Questionado pela DW Brasil, Felipe Alexandre, porta-voz do escritório de advocacia AG Immigration, que presta assessoria jurídica para questões de imigração nos Estados Unidos e aconselha Bolsonaro, respondeu por e-mail que espera que a resposta das autoridades americanas demore alguns meses, já que ela "envolve análise tanto do USCIS [Serviço de Imigração e Cidadania americano] quanto do Departamento de Estado".

Para Alexandre, o pedido de mudança de status feito por Bolsonaro é "a melhor opção” para seu cliente: "Acreditamos que será aceito pelo governo com base nas circunstâncias do caso e em precedentes. Nosso foco tem sido garantir que a petição seja bem-sucedida e não discutimos nenhuma outra possibilidade com o cliente". O advogado não respondeu se já foi cogitado por Bolsonaro o pedido de asilo, alegando não poder passar informações privilegiadas de seus clientes.

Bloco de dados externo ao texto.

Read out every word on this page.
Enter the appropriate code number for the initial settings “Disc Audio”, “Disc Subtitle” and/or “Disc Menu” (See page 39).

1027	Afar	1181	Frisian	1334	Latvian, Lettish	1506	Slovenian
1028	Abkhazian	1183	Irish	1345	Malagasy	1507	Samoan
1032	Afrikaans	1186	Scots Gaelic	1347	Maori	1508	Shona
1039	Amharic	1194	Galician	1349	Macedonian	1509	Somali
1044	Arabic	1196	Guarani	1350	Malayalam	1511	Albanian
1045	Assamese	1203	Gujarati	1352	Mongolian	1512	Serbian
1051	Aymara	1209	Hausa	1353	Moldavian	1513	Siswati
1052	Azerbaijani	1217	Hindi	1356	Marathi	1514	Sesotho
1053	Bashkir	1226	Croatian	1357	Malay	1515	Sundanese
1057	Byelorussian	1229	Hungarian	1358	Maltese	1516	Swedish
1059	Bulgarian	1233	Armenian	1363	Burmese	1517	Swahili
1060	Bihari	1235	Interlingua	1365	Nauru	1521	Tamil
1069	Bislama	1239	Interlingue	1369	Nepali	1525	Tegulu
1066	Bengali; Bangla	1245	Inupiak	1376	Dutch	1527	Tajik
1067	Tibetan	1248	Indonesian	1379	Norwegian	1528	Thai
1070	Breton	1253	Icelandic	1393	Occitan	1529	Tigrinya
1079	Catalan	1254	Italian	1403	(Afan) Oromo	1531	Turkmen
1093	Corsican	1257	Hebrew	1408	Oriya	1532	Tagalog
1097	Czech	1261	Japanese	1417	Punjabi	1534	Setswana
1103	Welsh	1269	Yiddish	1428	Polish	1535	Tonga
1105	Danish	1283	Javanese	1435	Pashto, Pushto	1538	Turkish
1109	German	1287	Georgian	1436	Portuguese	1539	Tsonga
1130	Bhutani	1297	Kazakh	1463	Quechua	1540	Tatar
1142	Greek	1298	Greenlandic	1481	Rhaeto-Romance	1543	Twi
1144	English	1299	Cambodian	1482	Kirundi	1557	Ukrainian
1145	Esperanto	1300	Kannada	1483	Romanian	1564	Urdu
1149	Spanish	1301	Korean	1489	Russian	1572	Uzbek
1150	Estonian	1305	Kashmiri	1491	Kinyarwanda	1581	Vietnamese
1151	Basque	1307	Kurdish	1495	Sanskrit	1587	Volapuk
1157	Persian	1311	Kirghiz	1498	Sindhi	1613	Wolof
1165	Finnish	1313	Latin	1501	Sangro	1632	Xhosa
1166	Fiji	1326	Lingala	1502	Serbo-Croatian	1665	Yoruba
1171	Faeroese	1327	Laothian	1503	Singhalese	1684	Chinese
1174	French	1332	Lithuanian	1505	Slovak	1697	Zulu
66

"Não há nenhuma condenação ainda contra Bolsonaro. Só ser investigado, como regra, não fundamenta uma extradição. O que me parece é que se os EUA não renovarem o visto (de turista), isso impossibilitaria a permanência dele e isso acabaria sendo uma espécie de solução salomônica para o caso", pontua Raquel Salcon, da FGV.

"No fundo, toda extradição envolve uma decisão política ao final. Passaria pelo Biden. Não é só um processo jurídico, e nem só político." Para a professora de Direito Penal, a possibilidade mais concreta de uma responsabilização jurídica contra Bolsonaro seria pela incitação aos crimes antidemocráticos e à invasão da sede dos Três Poderes em 8 de janeiro deste ano. Além disso, ela observa que a questão indígena "possivelmente vai gerar ação criminal contra o ex-presidente".